Happy 3rd Birthday!!! What a very special day that we can celebrate a very special little girl! Your mommy cannot believe that we are celebrating your third birthday today. Oh my sweet girl, it feels like just yesterday that I was holding you in my arms. Whispering my love into your tiny ears, and feeling your silky hair on my fingers. It feels like just yesterday, when we said hello and good bye in one eternal breath. Now here we are, three years later, celebrating your life, and the love that we have for you, always.
Last night was full of tears, as I thought back to that night before your birth. I relived each and every detail of those moments, when I was still holding you safely inside. I missed you deeply last night, with each and every breath that I took, wishing with all of my heart that you could come back into my arms once again. I would give anything for just one more minute with you. Oh how much I miss you. How much my heart longs to feel whole again. How much my arms ache to feel full, with a weight that only you can fill. How much I want to celebrate this day, and every day, with you here beside us. How much I wish for the silence to be filled with your little voice, and your squeals of laughter. How much I want to discover who you are, what you would look like, and who your friends would be. How much I wish to see you love on your little brother, and be there as you grow up together. How much I wish I could see the special bond that you would share with your daddy. How much my mommy heart hurts for all of those things, and so much more.

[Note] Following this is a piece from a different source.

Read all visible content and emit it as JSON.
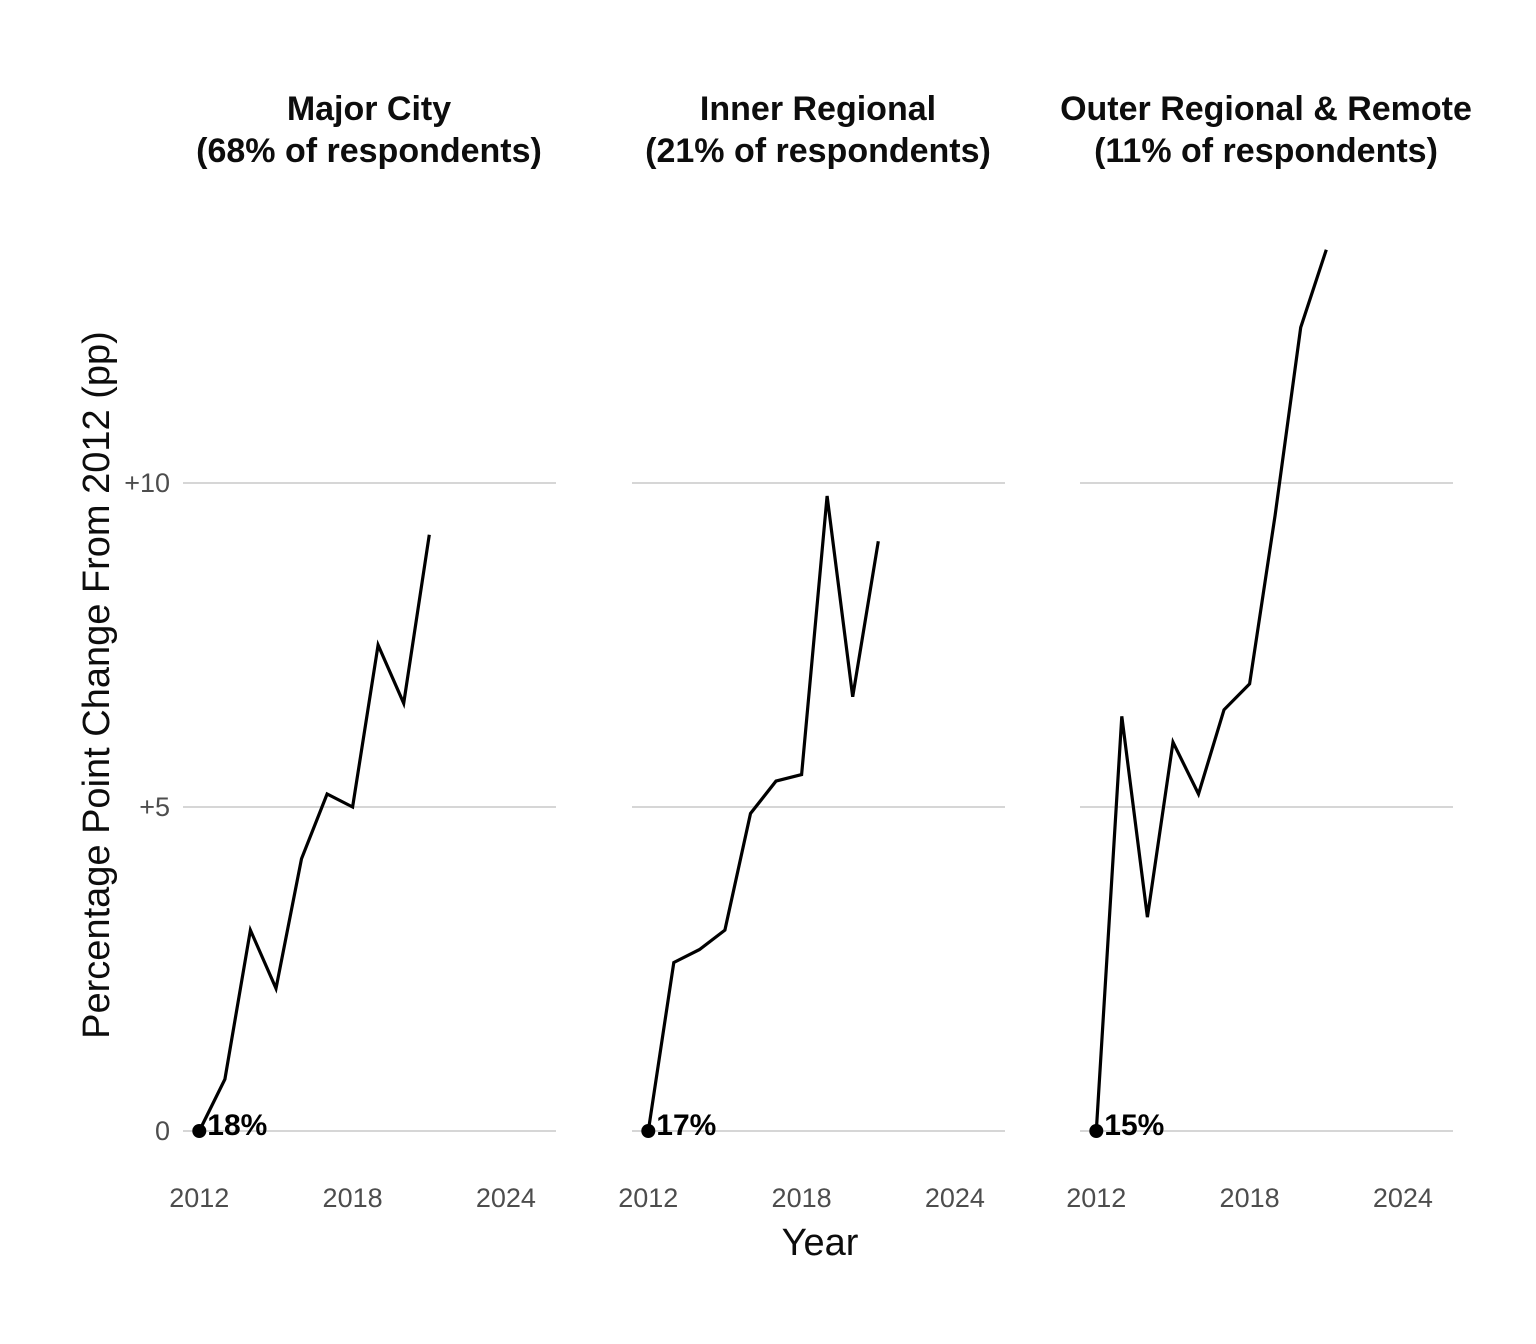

But. Joy comes in the morning! As I awoke at 5am this morning, I watched the clock move slowly to the time of your birth. Those precious minutes when your daddy and I met you for the first time. And as I watched those minutes tick by, I smiled. I actually smiled. Your life, your gentle entrance into this world, and the peace filled moment when you slipped away, and went straight into the arms of our Heavenly Father, were so beautiful. It leaves me filled with pride, that I get to be your mom. This year, the hurt is a little less, and the joy is a little more. This morning, as I rejoiced in that moment when I first became a mom, it felt so good. I felt light, and happy, really truly happy. It does not mean that I miss you any less, or that the hole I have in my heart has gotten any smaller. It never will. Yet today I felt thankful, and joyful, and hopeful. God is so good! He has blessed me, over and over and over again. He is good to me. He is good to our family. He is good to you. Three years ago was the best and the worst day of my life. And I am forever changed because of that day. Because of you.
I think of you, each moment of each day. Wishing that I could just look down at my belly once again, and feel you growing inside of me. This week, I am so thankful for the warm summer sunshine, when Noah and I could go and visit your special place. We picked out a pink pinwheel, just for you. As we watched it spin in the gentle breeze, I told your little brother all about you. We talked about what you looked like, how much we miss you, and all of the things we dream you might be doing in Heaven. What a joy to watch your little brother's eyes light up when he hears your name. What a joy that each night, as we sing Jesus Loves Me, Noah cuddles up in my arms, and I have a moment to picture both of my babies, who are so loved by Jesus. What a joy to know that I am a mommy to two beautiful babies, that I love with all of my heart.
My sweet girl, as much as I wish with all of my heart that you were here on your birthday, and that we could celebrate with you here in our arms. I rejoice in knowing that you are safe, loved, and held in Heaven. Your mommy looks so forward to that day, when we will be reunited forever in Heaven. The day when there will be no more tears, and when every knee will bow in worship. The day when I will meet our Savior, face to face. The day when our family will once again be whole, and my heart will no longer feel the missing piece that only you can fill. The day when we will be together forever. The day when there will be no more death, no more sorrow, no more pain, and no more fear. Oh I look forward to that day with all of my heart! I rejoice in the promise that this life is just a short amount of time, compared to the eternity we will spend together in Heaven. What a glorious day that will be! Your mommy looks forward to that day with all of her heart!
So today, we will celebrate your life with joy, and remember you with tears and smiles. We will miss you beyond what words can express. We will praise God for your life, and that we were given such precious time with you. We will cling to the promise of that glorious day, which is yet to come.
Happy 3rd Birthday my Caroline Joy! Your mommy will celebrate today with tears, and love, and joy in my heart. Your mommy will miss you, and long for you with each breath that I take. Your mommy promises to continue to speak your name, share your story, and continue to live a life that would make you proud.
Today I pray that you would know just how much that I love you, and that you would know how much your family wishes that you were here with us, to celebrate your three years of life. We miss you always, and love you deeply. Happy Birthday to you my sweet girl, mommy loves you from the very bottom of my heart.